Mathieu Perreault LA PRESSE

Une équipe britannique vient de découvrir l'un des mécanismes qui permettent de déjouer l'intelligence des joueurs. Des psychologues des universités de Nottingham et de Cambridge ont observé avec des scanners le cerveau de joueurs compulsifs et de personnes qui n'ont pas de problème de jeu, mais qui s'y adonnent au moins une fois par semaine. Chaque participant jouait à plusieurs jeux (courses, loterie vidéo) avec un taux de réussite relativement constant: 30 gains, 90 pertes et, détail crucial, 60 «quasi-gains». Ces quasi-gains (near miss) ne valaient aucun point, mais laissaient le participant sous l'impression qu'il avait failli gagner.

 

Les joueurs compulsifs se démarquaient nettement dans leurs réactions aux quasi-gains, selon l'étude britannique publiée en mai dans le Journal of Neuroscience. Leur cerveau était presque aussi stimulé que par les gains. Cela signifie qu'ils tiraient presque autant de plaisir qu'avec un gain réel, une caractéristique pour le moins problématique puisque seuls les vrais gains permettent de gagner de l'argent. Les joueurs compulsifs, en quelque sorte, se contentaient de l'impression d'avoir gagné sans avoir d'argent sonnant.

Une anthropologue du prestigieux Massachusetts Institute of Technology publiera à l'automne un livre où elle décrit les efforts neuropsychologiques des fabricants d'appareils de loterie vidéo. Addiction by Design, de Natasha Dow Schüll, est basé sur des dizaines d'entrevues avec des participants aux foires d'appareils de jeu de hasard.
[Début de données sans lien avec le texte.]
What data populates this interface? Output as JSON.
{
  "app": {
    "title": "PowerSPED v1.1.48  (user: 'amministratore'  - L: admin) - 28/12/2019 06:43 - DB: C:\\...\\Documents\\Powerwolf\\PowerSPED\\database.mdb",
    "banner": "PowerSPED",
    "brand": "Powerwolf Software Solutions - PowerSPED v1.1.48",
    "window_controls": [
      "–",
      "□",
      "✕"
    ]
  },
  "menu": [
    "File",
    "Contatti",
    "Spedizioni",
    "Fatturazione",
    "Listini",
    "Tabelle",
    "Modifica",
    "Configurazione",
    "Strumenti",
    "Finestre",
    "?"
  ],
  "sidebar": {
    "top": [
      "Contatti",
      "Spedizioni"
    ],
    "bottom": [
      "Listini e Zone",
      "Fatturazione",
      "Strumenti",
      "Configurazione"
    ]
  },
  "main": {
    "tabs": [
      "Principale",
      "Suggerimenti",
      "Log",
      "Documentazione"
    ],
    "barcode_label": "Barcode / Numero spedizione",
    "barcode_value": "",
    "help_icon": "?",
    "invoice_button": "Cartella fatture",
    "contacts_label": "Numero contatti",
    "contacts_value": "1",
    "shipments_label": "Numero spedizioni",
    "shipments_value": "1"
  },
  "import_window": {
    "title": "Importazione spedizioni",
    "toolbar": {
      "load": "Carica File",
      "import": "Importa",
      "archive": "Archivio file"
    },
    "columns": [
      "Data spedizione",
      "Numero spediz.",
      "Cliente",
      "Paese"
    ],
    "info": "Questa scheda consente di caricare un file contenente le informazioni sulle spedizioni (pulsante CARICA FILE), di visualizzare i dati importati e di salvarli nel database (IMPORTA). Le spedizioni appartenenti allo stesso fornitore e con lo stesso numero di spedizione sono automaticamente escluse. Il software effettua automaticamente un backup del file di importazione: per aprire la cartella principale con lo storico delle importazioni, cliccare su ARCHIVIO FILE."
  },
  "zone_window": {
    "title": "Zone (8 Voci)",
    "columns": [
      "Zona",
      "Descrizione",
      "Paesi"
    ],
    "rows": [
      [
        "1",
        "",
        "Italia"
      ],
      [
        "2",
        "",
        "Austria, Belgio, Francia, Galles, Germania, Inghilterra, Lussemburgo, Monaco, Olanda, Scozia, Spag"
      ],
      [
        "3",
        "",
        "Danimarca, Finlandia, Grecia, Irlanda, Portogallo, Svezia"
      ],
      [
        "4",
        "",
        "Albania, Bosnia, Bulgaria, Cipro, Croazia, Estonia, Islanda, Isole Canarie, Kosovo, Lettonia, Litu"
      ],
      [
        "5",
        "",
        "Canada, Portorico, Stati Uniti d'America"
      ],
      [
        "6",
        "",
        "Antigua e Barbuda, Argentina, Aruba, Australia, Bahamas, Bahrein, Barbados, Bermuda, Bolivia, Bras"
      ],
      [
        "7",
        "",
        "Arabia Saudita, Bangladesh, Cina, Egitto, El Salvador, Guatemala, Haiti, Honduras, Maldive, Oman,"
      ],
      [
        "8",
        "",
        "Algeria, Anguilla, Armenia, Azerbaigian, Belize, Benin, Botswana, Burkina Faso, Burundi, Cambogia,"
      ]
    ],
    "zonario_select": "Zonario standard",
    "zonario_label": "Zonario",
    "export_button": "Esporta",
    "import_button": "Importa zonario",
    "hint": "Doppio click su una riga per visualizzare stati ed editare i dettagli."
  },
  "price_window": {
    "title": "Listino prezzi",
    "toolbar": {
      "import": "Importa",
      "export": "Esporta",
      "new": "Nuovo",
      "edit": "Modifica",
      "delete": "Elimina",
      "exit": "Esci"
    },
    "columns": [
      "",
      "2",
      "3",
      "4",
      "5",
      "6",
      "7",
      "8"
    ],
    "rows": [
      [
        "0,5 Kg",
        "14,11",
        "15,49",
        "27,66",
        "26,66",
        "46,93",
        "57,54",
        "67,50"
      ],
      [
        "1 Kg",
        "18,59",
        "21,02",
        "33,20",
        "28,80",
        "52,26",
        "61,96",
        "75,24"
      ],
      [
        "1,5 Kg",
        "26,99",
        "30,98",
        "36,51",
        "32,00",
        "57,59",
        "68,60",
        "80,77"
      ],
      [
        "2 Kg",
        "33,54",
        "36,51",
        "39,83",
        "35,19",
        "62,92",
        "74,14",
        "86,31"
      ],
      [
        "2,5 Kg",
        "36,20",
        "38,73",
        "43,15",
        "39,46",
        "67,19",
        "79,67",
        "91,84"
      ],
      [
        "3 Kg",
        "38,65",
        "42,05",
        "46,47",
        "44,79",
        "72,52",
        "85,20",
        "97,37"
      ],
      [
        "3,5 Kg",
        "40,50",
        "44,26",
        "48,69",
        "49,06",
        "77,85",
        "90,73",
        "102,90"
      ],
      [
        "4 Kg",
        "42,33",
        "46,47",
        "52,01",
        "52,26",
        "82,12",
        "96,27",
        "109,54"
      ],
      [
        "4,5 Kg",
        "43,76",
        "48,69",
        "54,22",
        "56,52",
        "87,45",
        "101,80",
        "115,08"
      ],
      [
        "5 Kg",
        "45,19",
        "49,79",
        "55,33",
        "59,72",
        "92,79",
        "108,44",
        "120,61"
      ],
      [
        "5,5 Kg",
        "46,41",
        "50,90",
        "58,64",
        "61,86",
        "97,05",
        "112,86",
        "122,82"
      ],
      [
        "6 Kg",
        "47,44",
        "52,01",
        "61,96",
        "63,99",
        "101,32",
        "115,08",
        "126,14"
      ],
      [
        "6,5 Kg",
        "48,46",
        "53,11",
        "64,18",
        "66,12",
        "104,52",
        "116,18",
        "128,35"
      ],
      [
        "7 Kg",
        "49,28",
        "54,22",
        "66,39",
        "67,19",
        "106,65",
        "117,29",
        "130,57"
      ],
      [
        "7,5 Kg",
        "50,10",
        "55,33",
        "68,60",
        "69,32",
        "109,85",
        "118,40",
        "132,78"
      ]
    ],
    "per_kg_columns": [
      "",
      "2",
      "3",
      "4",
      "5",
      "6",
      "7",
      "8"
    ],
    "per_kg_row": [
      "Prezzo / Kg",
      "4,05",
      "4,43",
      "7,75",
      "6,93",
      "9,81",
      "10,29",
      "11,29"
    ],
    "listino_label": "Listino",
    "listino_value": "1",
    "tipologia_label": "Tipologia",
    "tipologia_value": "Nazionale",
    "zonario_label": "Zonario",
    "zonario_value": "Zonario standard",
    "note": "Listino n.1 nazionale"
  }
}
L'objectif, a-t-elle décrit dans un essai préliminaire, en 2005, est de maximiser le «temps machine», c'est-à-dire le temps passé à miser, mis à part tous les temps d'attente. L'arrivée des microprocesseurs a constitué une révolution à cet égard, tout comme l'utilisation des cartes de débit et de crédit - chaque manipulation de billet ou de monnaie est du temps perdu, du point de vue du fabricant.

«Le client peut laisser sa main près du bouton, il n'a jamais à la bouger», explique dans une vidéo promotionnelle un fabricant que cite Mme Schüll dans son essai.